Neoantigens predicted from mutations identified in a patient’s tumour sample can be leveraged to make personalized neoantigen-specific DNA, mRNA and peptide vaccines, as well as neoantigen-specific dendritic-cell vaccines and tumour-reactive T cells (from peripheral lymphocytes transduced with neoantigen-specific genes), which are then transferred back into the patient. Figure adapted from Scheetz, L. et al. https://doi.org/10.1038/s41551-019-0436-x (2019).

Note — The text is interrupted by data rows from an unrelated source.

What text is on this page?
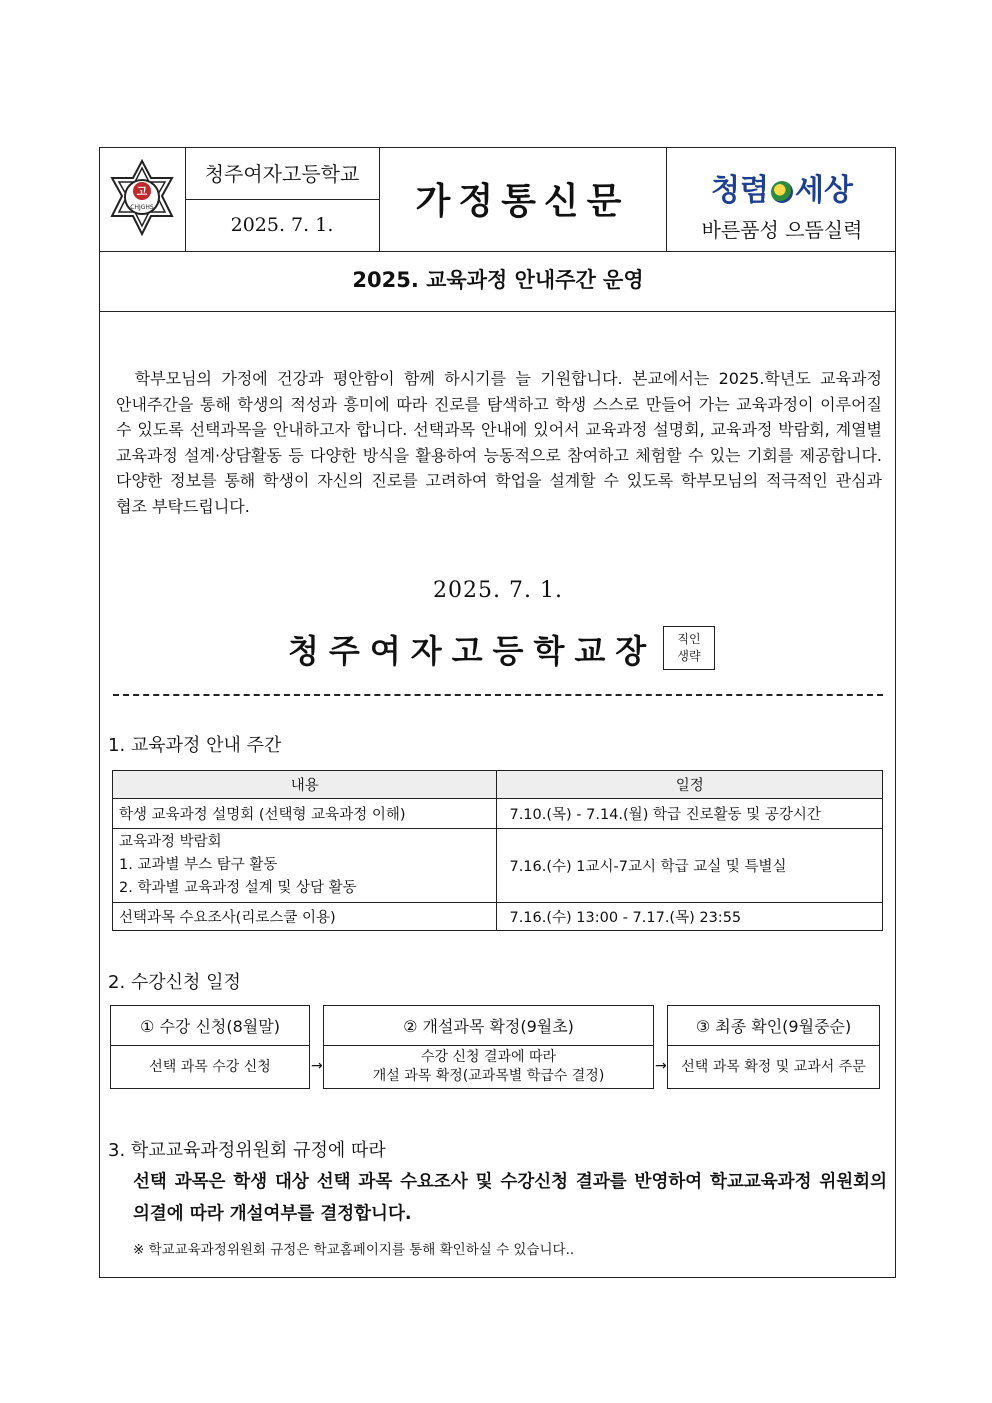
고
CHJGHS
청주여자고등학교
2025. 7. 1.
가정통신문	청렴 세상
바른품성 으뜸실력
2025. 교육과정 안내주간 운영
학부모님의 가정에 건강과 평안함이 함께 하시기를 늘 기원합니다. 본교에서는 2025.학년도 교육과정 안내주간을 통해 학생의 적성과 흥미에 따라 진로를 탐색하고 학생 스스로 만들어 가는 교육과정이 이루어질 수 있도록 선택과목을 안내하고자 합니다. 선택과목 안내에 있어서 교육과정 설명회, 교육과정 박람회, 계열별 교육과정 설계·상담활동 등 다양한 방식을 활용하여 능동적으로 참여하고 체험할 수 있는 기회를 제공합니다. 다양한 정보를 통해 학생이 자신의 진로를 고려하여 학업을 설계할 수 있도록 학부모님의 적극적인 관심과 협조 부탁드립니다.
2025. 7. 1.
청주여자고등학교장	직인
생략
1. 교육과정 안내 주간
내용	일정
학생 교육과정 설명회 (선택형 교육과정 이해)	7.10.(목) - 7.14.(월) 학급 진로활동 및 공강시간

교육과정 박람회
1. 교과별 부스 탐구 활동
2. 학과별 교육과정 설계 및 상담 활동	7.16.(수) 1교시-7교시 학급 교실 및 특별실
선택과목 수요조사(리로스쿨 이용)	7.16.(수) 13:00 - 7.17.(목) 23:55
2. 수강신청 일정
① 수강 신청(8월말)
선택 과목 수강 신청	→
② 개설과목 확정(9월초)
수강 신청 결과에 따라
개설 과목 확정(교과목별 학급수 결정)
→
③ 최종 확인(9월중순)
선택 과목 확정 및 교과서 주문
3. 학교교육과정위원회 규정에 따라
선택 과목은 학생 대상 선택 과목 수요조사 및 수강신청 결과를 반영하여 학교교육과정 위원회의 의결에 따라 개설여부를 결정합니다.
※ 학교교육과정위원회 규정은 학교홈페이지를 통해 확인하실 수 있습니다..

Adoptive cell therapies involve complex protocols that require cell products with high purity and potency. This is especially true for cancer therapies based on the insertion of CARs into patient-derived T cells. Suzie Pun and colleagues describe, in an Article in this issue, a ‘traceless’ method for the isolation of CD8+ T cells from peripheral blood mononuclear cells collected via leukapheresis from a patient’s blood. The method relies on CD8-specific DNA aptamers instead of monoclonal antibodies (the latter remain attached to the cells during the purification process and may trigger adverse immune responses against the modified cells after they are infused into the patient). The aptamers can be dislodged (by complementary oligonucleotides) from the CD8 receptor on the surface of the T cells after the isolation procedure. Because the approach is much less costly than the standard use of antibodies (or of fragment antigen-binding constructs), it could also contribute to making T-cell immunotherapies more accessible (CAR-T cell products and the latest gene therapies can currently cost hundreds of thousands of dollars per patient).

CRISPR-based genetic screens for the identification of genetic regulators of disease have extended the ability to probe patient-specific pathogenicities. However, a key limitation of genetic screens is the need to sort large numbers of cells. Although widely used fluorescence-activated cell-sorting methods can achieve remarkable purity, they lack the speed and scalability needed for high-throughput genetic screens. In this issue, Shana Kelley and colleagues show that a microfluidic chip for immunomagnetic cell sorting enables rapid and scalable loss-of-function phenotypic CRISPR screens. In a proof-of-concept experiment, the researchers identified determinants of the surface presentation of CD47, a negative regulator of phagocytosis that is a target in cancer therapies. The enhanced performance of the chip could reduce the cost and time associated with sorting patient-derived cells, and may thus potentiate the interrogation of disease pathogenesis.

Beyond the efficient and cheaper isolation of patient-derived cell populations — one of the bottlenecks in the translation of cell therapies and in the investigation of patient-specific disease mechanisms — many other roadblocks can slow the translation of individualized therapies and limit access to personalized products. One big limitation is lengthy manufacture time: current protocols for the production of patient-specific neoantigen vaccines (including the removal and processing of tumour biopsies, the genome-sequencing of the samples, bioinformatics analyses for the identification and screening of suitable neoantigens, and the production of the vaccine) can take several months. The ex vivo expansion of patient-specific therapeutic T cells for adoptive transfer is also a long process.

Still, individualized treatments can partly rely on one-size-fits-all approaches; for example, the development of off-the-shelf cell products engineered to avoid both acute and long-term immune responses in patients can form the basis of medicines that are then tailored to each patient. These would also help standardize some criteria (such as the physicochemical characteristics of candidate neoantigen peptides), as well as manufacturing protocols and processes (such as those for cell isolation and sorting) for the production of treatments suited to the individual characteristics of a patient’s disease.